Paris, 9 juin,



lors de la conférence de presse présentant ATTAC (association pour une taxation des transactions financières au service des citoyens, défendant le principe de "la taxe Tobin") notre ami René Passet, qui en préside le conseil scientifique, appelle à la nécessité, face "au Davos de la finance, de dresser un Davos de la ressource humaine". C'est effectivement , nous l'avons dit dans notre numéro spécial sur "la Préférence Humaine", l'un des axes prioritaires de ce nouvel humanisme qu'il s'agit de refonder à l'aube du XXIème siècle. Le refonder car, avec l'entrée dans l'ère informationnelle, le monde a changé de base et modifié en profondeur le rapport de l'homme à autrui, à la nature, à la connaissance. Nous avons sufissamment développé cet aspect dans Transversales pour que je n'y insiste pas davantage ici. Mais il nous faut aussi le refonder pour dépasser ce qu'il peut y avoir de trop simpliste dans la préoccupation humaniste classique. Nous avons en effet affaire à une espèce très particulière qui ne se laisse pas appréhender dans la simplicité des schémas, qu'ils soient cyniques ou vertueux. Le présupposé anthropologique du libéralisme économique, c'est que l'être humain est un calculateur rationnel et égoiste, mais que la poursuite combinée de ces intérêts particuliers permet, par l'ajustement de "la main invisible" du marché, de produire une forme d'intérêt général. La "fable des abeilles" de Mandeville, qui évoque la transformation des "vices privés en vertus publiques", caractérise bien cette approche. Ce présupposé tout à la fois pessimiste (l'homme est fondamentalement égoiste) et miraculeux (cet égoisme sert l'intérêt général) est très contestable. D'un côté, on peut montrer que l'être humain est autant être de passion que de raison, capable de coopération tout autant que de compétition ; de l'autre, que la poursuite combinée des vices privés peut fort bien produire, si aucun contre-pouvoir ne vient l'en empêcher, un régime social pervers et destructeur : le nazisme, le système maffieux en constituent des exemples.

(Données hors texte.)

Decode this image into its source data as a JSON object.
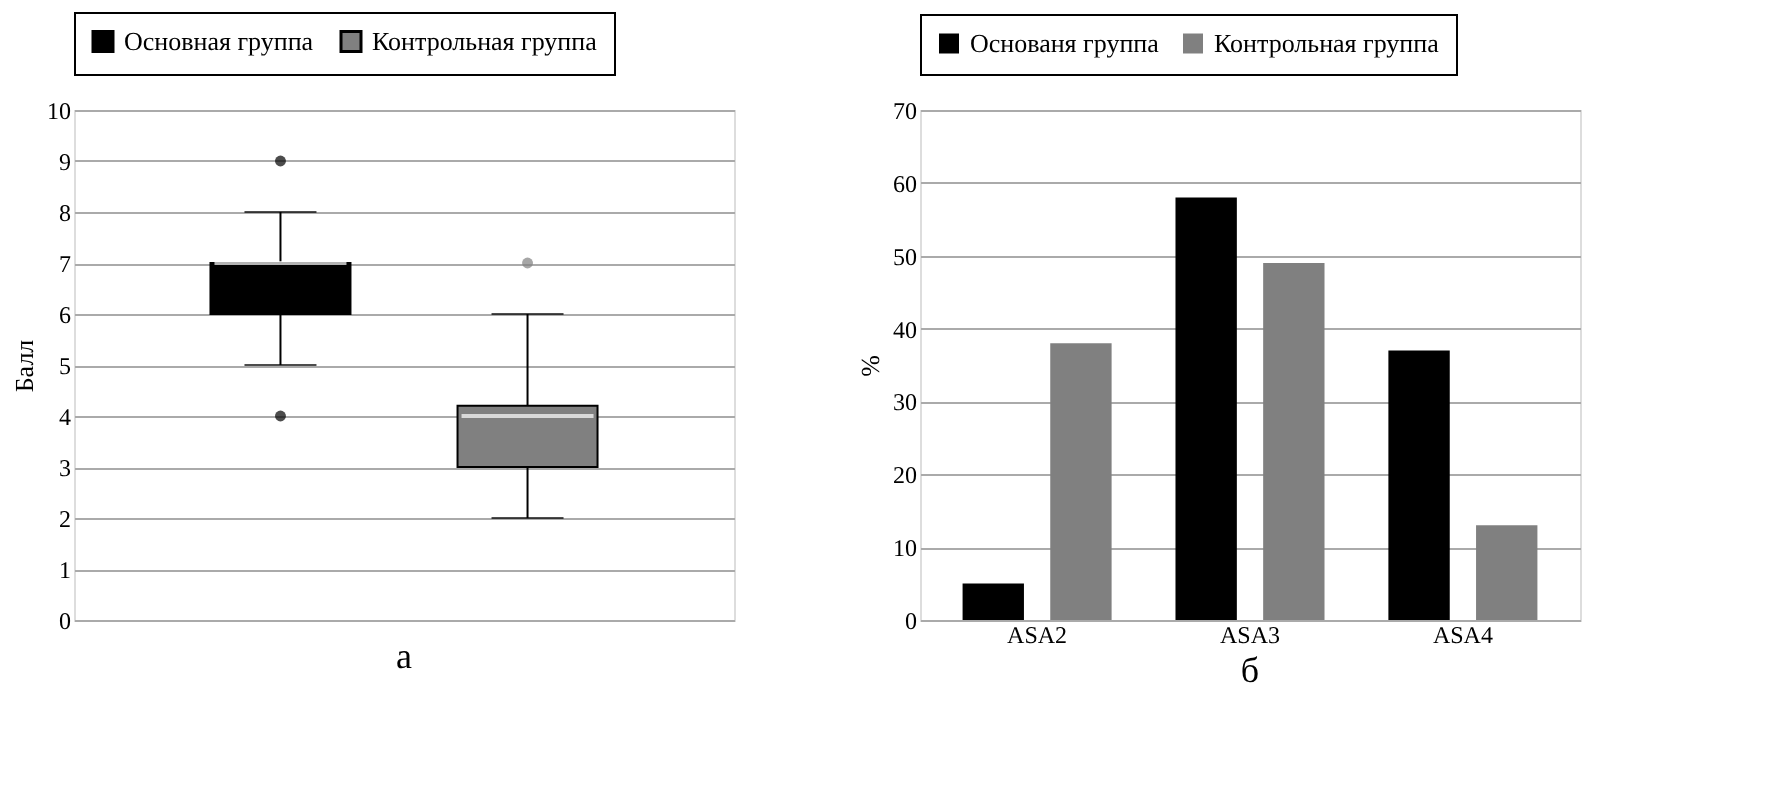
{
  "chart_data": [
    {
      "type": "box",
      "title": "а",
      "ylabel": "Балл",
      "categories": [
        null
      ],
      "ylim": [
        0,
        10
      ],
      "yticks": [
        0,
        1,
        2,
        3,
        4,
        5,
        6,
        7,
        8,
        9,
        10
      ],
      "grid": "y",
      "legend": "top",
      "tick_labels": "y",
      "series": [
        {
          "name": "Основная группа",
          "color": "#000000",
          "boxes": [
            {
              "low": 5,
              "q1": 6,
              "median": 7,
              "q3": 7,
              "high": 8,
              "outliers": [
                9,
                4
              ]
            }
          ]
        },
        {
          "name": "Контрольная группа",
          "color": "#808080",
          "boxes": [
            {
              "low": 2,
              "q1": 3,
              "median": 4,
              "q3": 4.2,
              "high": 6,
              "outliers": [
                7
              ]
            }
          ]
        }
      ]
    },
    {
      "type": "bar",
      "title": "б",
      "ylabel": "%",
      "categories": [
        "ASA2",
        "ASA3",
        "ASA4"
      ],
      "ylim": [
        0,
        70
      ],
      "yticks": [
        0,
        10,
        20,
        30,
        40,
        50,
        60,
        70
      ],
      "grid": "y",
      "legend": "top",
      "series": [
        {
          "name": "Основаня группа",
          "color": "#000000",
          "values": [
            5,
            58,
            37
          ]
        },
        {
          "name": "Контрольная группа",
          "color": "#808080",
          "values": [
            38,
            49,
            13
          ]
        }
      ]
    }
  ]
}
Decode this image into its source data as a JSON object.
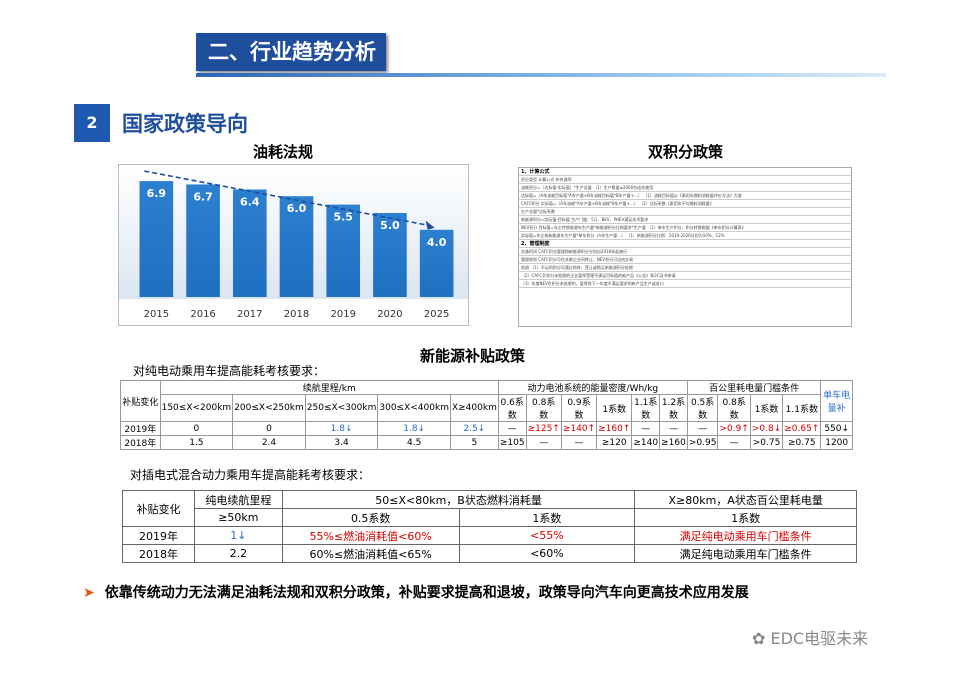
{
  "section_title": "二、行业趋势分析",
  "policy": {
    "number": "2",
    "title": "国家政策导向"
  },
  "fuel_chart_title": "油耗法规",
  "dual_credit_title": "双积分政策",
  "subsidy_title": "新能源补贴政策",
  "chart_data": {
    "type": "bar",
    "categories": [
      "2015",
      "2016",
      "2017",
      "2018",
      "2019",
      "2020",
      "2025"
    ],
    "values": [
      6.9,
      6.7,
      6.4,
      6.0,
      5.5,
      5.0,
      4.0
    ],
    "value_labels": [
      "6.9",
      "6.7",
      "6.4",
      "6.0",
      "5.5",
      "5.0",
      "4.0"
    ],
    "ylim": [
      0,
      7.5
    ],
    "colors": {
      "bar": "#1f6fc1",
      "trend": "#1f4e9c"
    }
  },
  "dual_credit": {
    "rows": [
      "1、计算公式",
      "积分类型    计算公式    补充说明",
      "油耗积分=（达标值-实际值）*生产总量    （1）生产数量≥2000台适合使用",
      "达标值=（A车油耗目标值*A车产量+B车油耗目标值*B车产量+…）    （1）油耗目标值以《乘用车燃料消耗量评价方法》为准",
      "CAFC积分    实际值=（A车油耗*A车产量+B车油耗*B车产量+…）    （2）达标系数《乘用车平均燃料消耗量》",
      "生产总量*达标系数",
      "新能源积分=实际值-目标值    生产门槛：5万、BEV、PHEV满足技术要求",
      "NEV积分    目标值=车企传统能源车生产量*新能源积分比例要求*生产量    （1）单车生产积分，积分转换根据《单车积分计算表》",
      "实际值=车企各新能源车生产量*单车积分（A车生产量…）    （1）新能源积分比例：2019-2020分别为10%、12%",
      "2、管理制度",
      "实施时间    CAFC积分管理和新能源积分分别自2018年起施行",
      "管理原则    CAFC积分可在关联企业间转让；NEV积分可自由交易",
      "抵偿    （1）不足的积分可通过结转、受让或购买新能源积分抵偿",
      "（2）CAFC负积分未抵偿的企业暂停受理不满足目标值的新产品《公告》和3C证书申请",
      "（3）年度NEV负积分未抵偿的，暂停其下一年度不满足要求的新产品生产或进口"
    ]
  },
  "bev_table": {
    "intro": "对纯电动乘用车提高能耗考核要求：",
    "corner": "补贴变化",
    "range_header": "续航里程/km",
    "energy_header": "动力电池系统的能量密度/Wh/kg",
    "consumption_header": "百公里耗电量门槛条件",
    "single_car_header": "单车电量补",
    "range_cols": [
      "150≤X<200km",
      "200≤X<250km",
      "250≤X<300km",
      "300≤X<400km",
      "X≥400km"
    ],
    "energy_cols": [
      "0.6系数",
      "0.8系数",
      "0.9系数",
      "1系数",
      "1.1系数",
      "1.2系数"
    ],
    "consumption_cols": [
      "0.5系数",
      "0.8系数",
      "1系数",
      "1.1系数"
    ],
    "rows": [
      {
        "year": "2019年",
        "range": [
          "0",
          "0",
          "1.8↓",
          "1.8↓",
          "2.5↓"
        ],
        "energy": [
          "—",
          "≥125↑",
          "≥140↑",
          "≥160↑",
          "—",
          "—"
        ],
        "consumption": [
          "—",
          ">0.9↑",
          ">0.8↓",
          "≥0.65↑"
        ],
        "single": "550↓"
      },
      {
        "year": "2018年",
        "range": [
          "1.5",
          "2.4",
          "3.4",
          "4.5",
          "5"
        ],
        "energy": [
          "≥105",
          "—",
          "—",
          "≥120",
          "≥140",
          "≥160"
        ],
        "consumption": [
          ">0.95",
          "—",
          ">0.75",
          "≥0.75"
        ],
        "single": "1200"
      }
    ]
  },
  "phev_table": {
    "intro": "对插电式混合动力乘用车提高能耗考核要求：",
    "corner": "补贴变化",
    "range_header": "纯电续航里程",
    "fuel_header": "50≤X<80km，B状态燃料消耗量",
    "power_header": "X≥80km，A状态百公里耗电量",
    "range_sub": "≥50km",
    "fuel_sub_1": "0.5系数",
    "fuel_sub_2": "1系数",
    "power_sub": "1系数",
    "rows": [
      {
        "year": "2019年",
        "subsidy": "1↓",
        "c05": "55%≤燃油消耗值<60%",
        "c1": "<55%",
        "power": "满足纯电动乘用车门槛条件"
      },
      {
        "year": "2018年",
        "subsidy": "2.2",
        "c05": "60%≤燃油消耗值<65%",
        "c1": "<60%",
        "power": "满足纯电动乘用车门槛条件"
      }
    ]
  },
  "conclusion": "依靠传统动力无法满足油耗法规和双积分政策，补贴要求提高和退坡，政策导向汽车向更高技术应用发展",
  "watermark": "EDC电驱未来"
}
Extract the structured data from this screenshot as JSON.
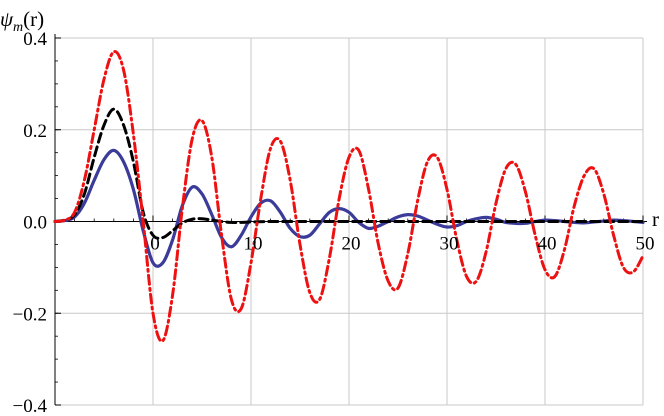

On ne peut cependant, comme le croit trop souvent une gauche imprégnée de tradition rousseauiste, se contenter d'inverser le schéma. Si l'être humain était bon, sage et vertueux, le lien social s'établirait naturellement, aucune instance politique en charge du contrôle de la violence ne serait nécessaire, l'éducation ne serait qu'un chemin de roses. Cette insuffisance anthropologique du schéma optimiste nourrit évidemment la contestation libérale qui y trouve son aliment préféré : la critique de l'assistance. Les deux approches ont en commun de vouloir annuler la profonde mixité de l'être humain qui fonde son métissage ethnique, sa double nature sexuelle, son ambivalence morale. Etre de désir et de passion tout autant que de besoin et de raison, l'humain est en effet traversé d'une double demande très souvent contradictoire : un désir d'intensité, une demande de sécurité. C'est la conscience de sa nature mortelle qui est probablement à l'origine de cette polarité.

Il n'est déjà pas aisé, on le comprend, de trouver pour un individu un point d'équilibre entre cette double polarité, car l'équilibre lui-même est par nature instable : trop d'équilibre bascule dans la sécurité au détriment du désir d'intensité. Si l'on raisonne en termes sociétaux, le problème est évidemment encore beaucoup plus complexe : comment construire un lien social qui échappe aussi bien au risque du chaos destructeur (le mouvement brownien des désirs individuels d'intensité) et à l'ordre mortel (la prise en charge par un Etat d'assistance généralisée des demandes de sécurité) ?

Si nous avons donc besoin aujourd'hui de refonder un humanisme, c'est précisément pour prendre en compte cette complexité du fait humain qu'une partie de l'humanisme classique a ignorée. Il nous faut réinterroger par exemple l'économie dans son rapport à la passion de richesse , le politique dans son rapport à la passion de puissance, le religieux comme l'une des formes de la passion du sens, si nous voulons comprendre ce qui est en jeu aussi bien dans la coupe du monde de football, dans la crise financière asiatique, dans "la révolution du vivant" (cf. l'article de Jacques Robin sur le livre Jeremy Rifkin), que dans la course de l'Inde et du Pakistan à l'armement nucléaire.